I’m hoping that neuro-psychological investigation of the physical brain changes that arise from meditation will, however slowly, erode the mind-sets that support these sorts of. If one is thinking of meditation as enhancing an abstract and desirable quality like “mindfulness”, our normal tendency to see ourselves as illusorily superior can easily convince us that “I’m already quite mindful.” However, it is a melancholy truth that, as one grows in meditation practice, one becomes more and more aware of the gaps in mindfulness, past and present.
However, if we’re thinking of meditation which, by changing our brains’ structure and activity, enhances our ability to be mindful, that might help us decrease the very human perils of over estimation of our positive attributes. It’s much harder for me to think “oh, I’m quite fit” when I have physical evidence to the contrary or when I think honestly about the amount of exercise I have actual done to enhance my fitness. “I’m quite fit despite not exercising” doesn’t sound particularly convincing, even to myself.
An article by Alice G. Walton in Forbes magazine found here: Eat, Smoke, Meditate: Why Your Brain Cares How You Cope discusses the effect of regular meditation on the brain/mind’s tendency to uncontrolled chatter and particularly to chatter about our worries, obsessions and dissatisfactions, actual and imagined, and the effect of this on our general happiness/calmness. The chattery mental content is typical of the output of what’s known as the Default Mode Network (DMN) within the brain: thinking about self and circumstances.
“New research by Judson Brewer, MD, PhD and his group at Yale University has found that experienced meditators not only report less mind wandering during meditation, but actually have markedly decreased activity in their DMN. Earlier research had shown that meditators have less activity in regions governing thoughts about the self, like the medial prefrontal cortex: Brewer says that what’s likely going on in experienced meditators is that these “ ‘me’ centers of the brain are being deactivated.” So we spend less time thinking about ourselves and our problems. “
Brewer found also that meditators show this pattern of lower activation of DMN and “me” centres even while not meditating. This confirms the experience of those of us who have a regular practice that the mind does quieten over time and that unnecessary thinking, what Martine Batchelor calls “proliferation” which in turn generates unnecessary anxiety, declines with practice.”
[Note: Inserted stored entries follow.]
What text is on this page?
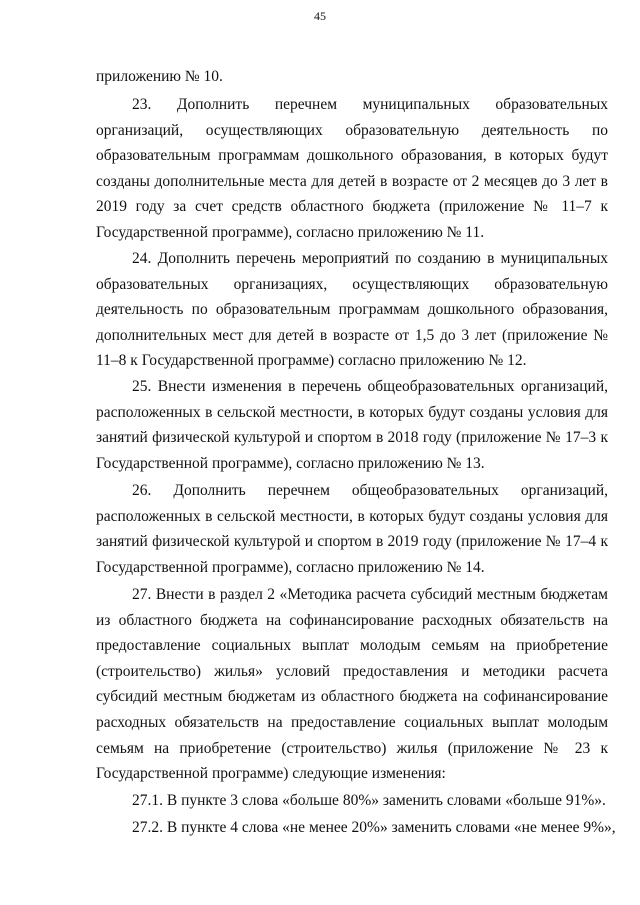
45

приложению № 10.

23. Дополнить перечнем муниципальных образовательных организаций, осуществляющих образовательную деятельность по образовательным программам дошкольного образования, в которых будут созданы дополнительные места для детей в возрасте от 2 месяцев до 3 лет в 2019 году за счет средств областного бюджета (приложение № 11–7 к Государственной программе), согласно приложению № 11.

24. Дополнить перечень мероприятий по созданию в муниципальных образовательных организациях, осуществляющих образовательную деятельность по образовательным программам дошкольного образования, дополнительных мест для детей в возрасте от 1,5 до 3 лет (приложение № 11–8 к Государственной программе) согласно приложению № 12.

25. Внести изменения в перечень общеобразовательных организаций, расположенных в сельской местности, в которых будут созданы условия для занятий физической культурой и спортом в 2018 году (приложение № 17–3 к Государственной программе), согласно приложению № 13.

26. Дополнить перечнем общеобразовательных организаций, расположенных в сельской местности, в которых будут созданы условия для занятий физической культурой и спортом в 2019 году (приложение № 17–4 к Государственной программе), согласно приложению № 14.

27. Внести в раздел 2 «Методика расчета субсидий местным бюджетам из областного бюджета на софинансирование расходных обязательств на предоставление социальных выплат молодым семьям на приобретение (строительство) жилья» условий предоставления и методики расчета субсидий местным бюджетам из областного бюджета на софинансирование расходных обязательств на предоставление социальных выплат молодым семьям на приобретение (строительство) жилья (приложение № 23 к Государственной программе) следующие изменения:

27.1. В пункте 3 слова «больше 80%» заменить словами «больше 91%».

27.2. В пункте 4 слова «не менее 20%» заменить словами «не менее 9%»,
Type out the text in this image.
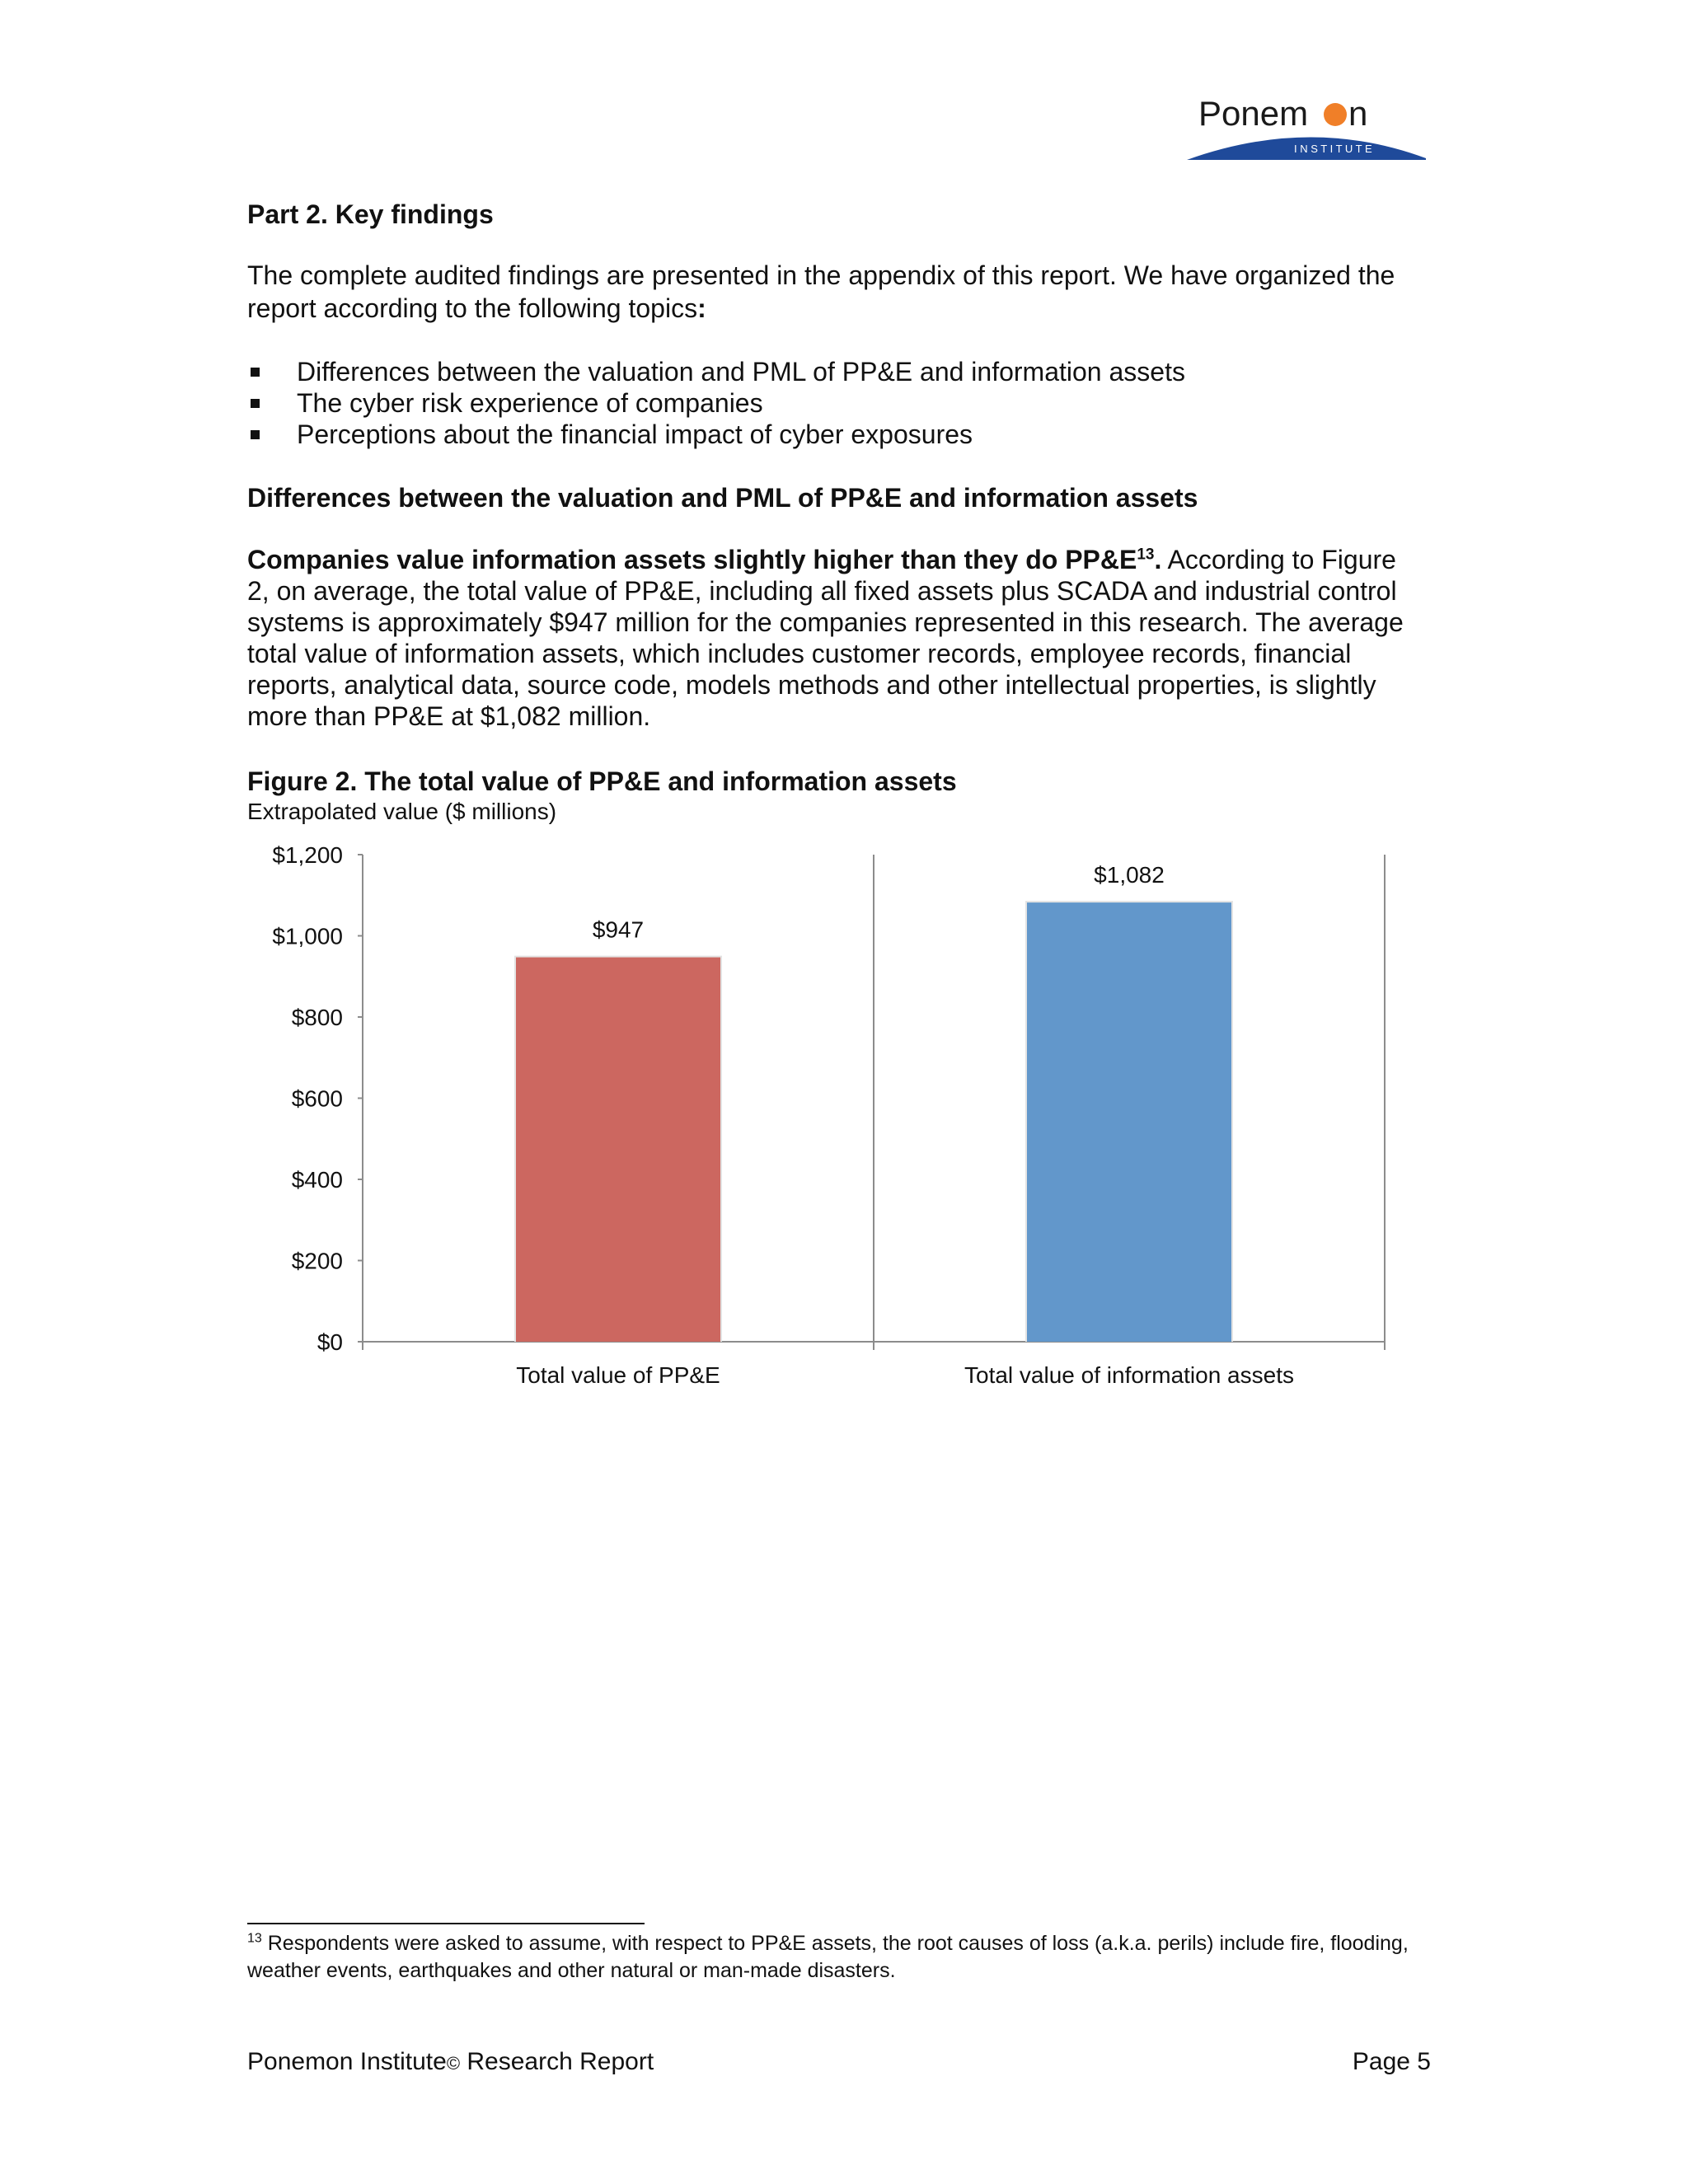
Ponem n
I N S T I T U T E
Part 2. Key findings

The complete audited findings are presented in the appendix of this report. We have organized the report according to the following topics:

Differences between the valuation and PML of PP&E and information assets
The cyber risk experience of companies
Perceptions about the financial impact of cyber exposures
Differences between the valuation and PML of PP&E and information assets

Companies value information assets slightly higher than they do $PP\&E^{13}$. According to Figure 2, on average, the total value of PP&E, including all fixed assets plus SCADA and industrial control systems is approximately $947 million for the companies represented in this research. The average total value of information assets, which includes customer records, employee records, financial reports, analytical data, source code, models methods and other intellectual properties, is slightly more than PP&E at $1,082 million.

Figure 2. The total value of PP&E and information assets
Extrapolated value ($ millions)
$0
$200
$400
$600
$800
$1,000
$1,200
$947
Total value of PP&E
$1,082
Total value of information assets

$^{13}$ Respondents were asked to assume, with respect to PP&E assets, the root causes of loss (a.k.a. perils) include fire, flooding, weather events, earthquakes and other natural or man-made disasters.

Ponemon Institute© Research Report	Page 5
Other research by Andy Newberg, MD shows that, unsurprisingly, areas of the brain involved in attention and concentration are activated and external awareness de-activated. So, combining the two findings, meditation seems to be a practice of going inward to get out of oneself.
The article also compares the effects of meditating with the effects of giving in to a craving as an attempt at self calming. While she uses the specific example of smoking, the second para below deals with the poor results obtained even by satisfying cravings healthily. The calming is only temporary and has no effect on our between treat mindset.
“Brewer uses the example of smoking to illustrate why addiction fuels negative thoughts rather than abates them. In addition to the pleasurable associations, smoking actually creates a negative feedback loop, where you are linking stress and craving with the oh-so-good act of smoking. So whenever you experience a negative emotion, craving returns and intensifies over time, so that you are actually even less happy than before. A cigarette may quiet the mind temporarily – during the act of smoking – but in between cigarettes is where things get bad, because craving creeps in. Though we’re using craving as the example, unhappiness, self-referential thoughts, or everyday
Substituting a carrot stick or other behavior for your actual craving (or other form of unhappiness) is a typical method of treatment, but it doesn’t often work, says Brewer, because the feedback loop is still there. Addressing the process itself with other methods (like meditation), which allow you to ride out the craving/unhappiness by attending to it and accepting it, and then letting it go, has been more successful, because it actually breaks the cycle rather than masks it.”
So, if you meditate….please meditate. Don’t let your unreliable minute-to-minute “I wants” distract you or convince you that that glass of wine is better for you or, essence of self deception, that you don’t really need it.